Der jüdische Philosoph Martin Buber hat uns folgende Geschichte überliefert: Ein Schüler trat eines Morgens in das Lehrhaus. Er hatte die Türklinke noch in der Hand. Da schaute der Rabbi vom Buch auf und fragte ihn: „Was ist Gott?“ – Der Schüler schaute ihn groß und stumm an. „Was ist Gott!?“ – Der Junge senkte den Kopf. „Warum antwortest Du nicht?“, fragte ihn der Alte. „Weil ich es nicht weiß“, gab der Junge zur Antwort. Da sagte der Rabbi: „Weiß ich es denn? Ich weiß nur, dass ER ist und dass außer Ihm nichts ist. – Und das ist ER“.

Heute, am Fest der Hl. Dreifaltigkeit, geht es uns wie dem Rabbi. Über Gott können wir eigentlich nur sagen, dass wir nichts sagen können. Wäre es dann nicht besser, zu schweigen? – Ludwig Wittgenstein hat das vorgeschlagen: „Worüber man nicht reden kann, davon soll man schweigen“.

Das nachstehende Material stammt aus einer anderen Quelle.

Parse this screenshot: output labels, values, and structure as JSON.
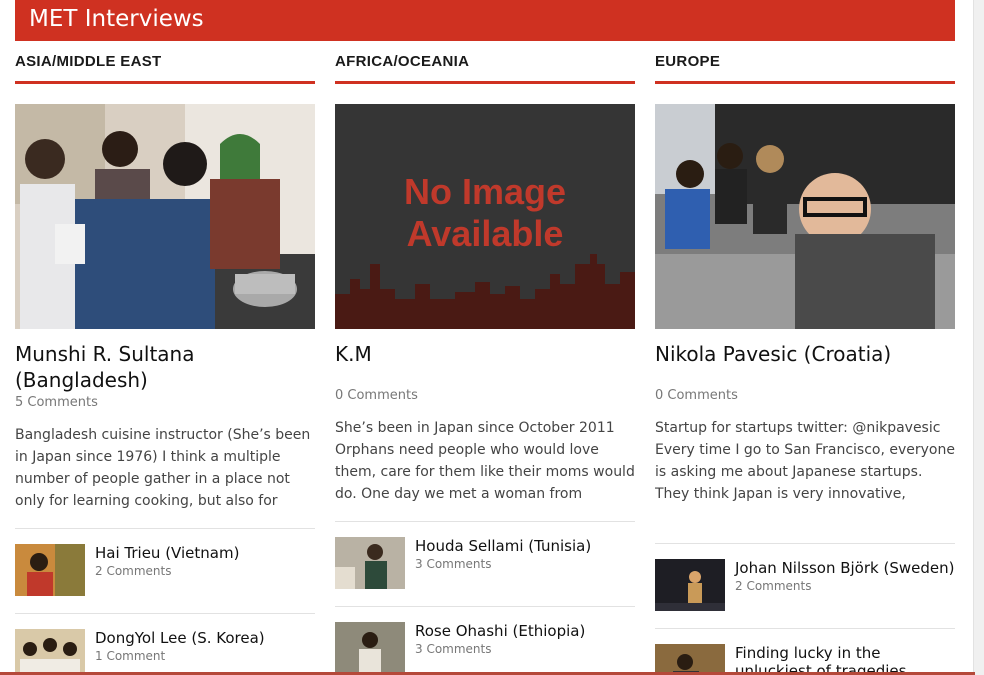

Ich bin mir da nicht so sicher, ob wir damit gut beraten sind. Selbst wenn unser Reden von Gott ein Stottern ist, sollten wir es doch versuchen. Während wir nämlich über Gott reden, werden wir uns selber gewahr, sprechen wir auch über uns. Indem wir über Gott nachdenken, kommen wir unserer eigenen Wirklichkeit näher. Niemals kann einer Gott verstehen, wenn er sich selber nicht versteht. Sind wir doch seine Geschöpfe, nach seinem Bild und Gleichnis erschaffen.

Wir können also die Gottesfrage mit der Frage nach dem Menschen verbinden und umgekehrt die Menschenfragen auf die Gottesfrage hin öffnen (Leo Karrer).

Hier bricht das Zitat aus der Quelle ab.